They stack you into heaps and hand them to me outside the school. They say that the person who did this to you is dead and that should be some consolation. I carry the blubber and the chunks home, walk past the garden out front where you planted a beefsteak tomato plant, and inside the living room I try to talk to the pieces left of you and ask if you were scared and whisper that we were there with you through the end, and Mom says that maybe the way we looked at you on the day you were born wasn’t enough. I sift my fingers through splintered bone and sinew and fumble around for an answer, but there’s nothing and no reply and no television set you ask to turn on, just cold flesh and meat. I take you to bed and whisper reassurances about empty closets and unpopulated bedsheets and how monsters don’t exist, and it’s all met with that ringing, vacuum-sealed silence, your light snuffed into an empty husk dripping melting fat onto the carpet.
I drag pieces of you to the lawyer’s office and smear you onto heaps of paper with fancy words and fancy names and leveled accusations, and the lawyer tries to tell me it won’t go anywhere, it never goes anywhere, but I color your leftovers into the documents anyway, drag strips of skin across signature lines and paint initials with bile and strings of tissue and wait for an answer, but by now your blood and flesh have dried, indistinguishable from the ink of countless others that didn’t smell like you, look like you, sound like you.
I carry your guts onto a local news show and scream into the microphone, yell and shout, hold up intestines and stomach lining and the annihilated splatter of where metal and velocity tore your rib cage to tatters, but the lady, afterwards caked in Maybelline and rot, bristles white teeth into a scripted so sorry so sweet so sad, pivots effortlessly into who are you and what do you do and have you tried the café downstairs, and she says oh you wouldn’t believe it, had somebody on before, maybe a week before, same kind of thing, just as sorry.
Inside your bedroom, I take the bedsheets caked in dried blood and run them underwater.

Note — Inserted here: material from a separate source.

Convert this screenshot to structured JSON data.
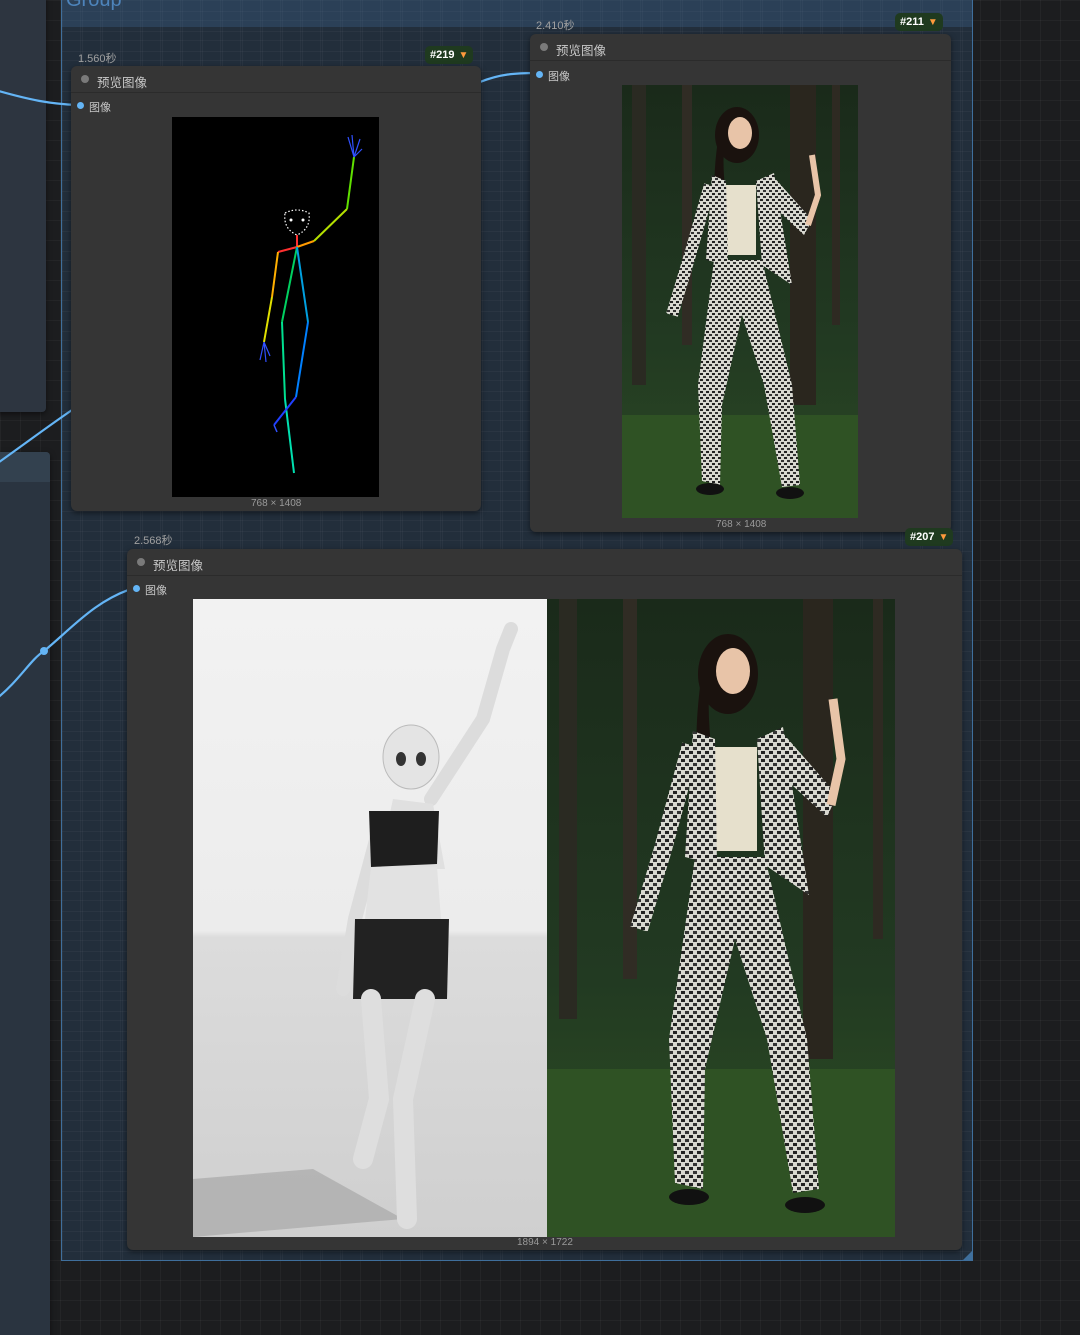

I drag wet sheets to the garden, the vines all cracked and splintered. I squeeze those sheets hard, dripping pink, frothy blood onto the soil where you once tried your best to work those roots underground, threading tiny hands inside of dirt that barely moved to your touch. I watch the liquid be slowly slurped into the ground.
“Come on, please,” I whisper. “Anything.”
“Please. Anything. A weed to trim. A bush. A tree. Anything, please.”
A month ago, planting the tomato in the garden out front:
“What do we do now?” you ask.
“Give it water. Give it some love. It’ll grow. All good things can grow from love.”
I wait for that good. I watch them talk about good on the TV. I listen to the promises about how this is the zeitgeist, this is where we make a change. I wait for a week and a month and another month and a year and a decade and 100 years and 1,000 years and 10,000 years, and your blood bubbles inside the ground with all of the other blood and meat and flesh and sinew that was promised some great return at the end, but time comes and goes, and eventually I don’t really remember what you looked like on your fifth birthday or how you used to ask me to put you to bed twice. I just get better and better about spotting those ashen-faced people in the crowd who knew what it was like to bring their babies home in garbage bags.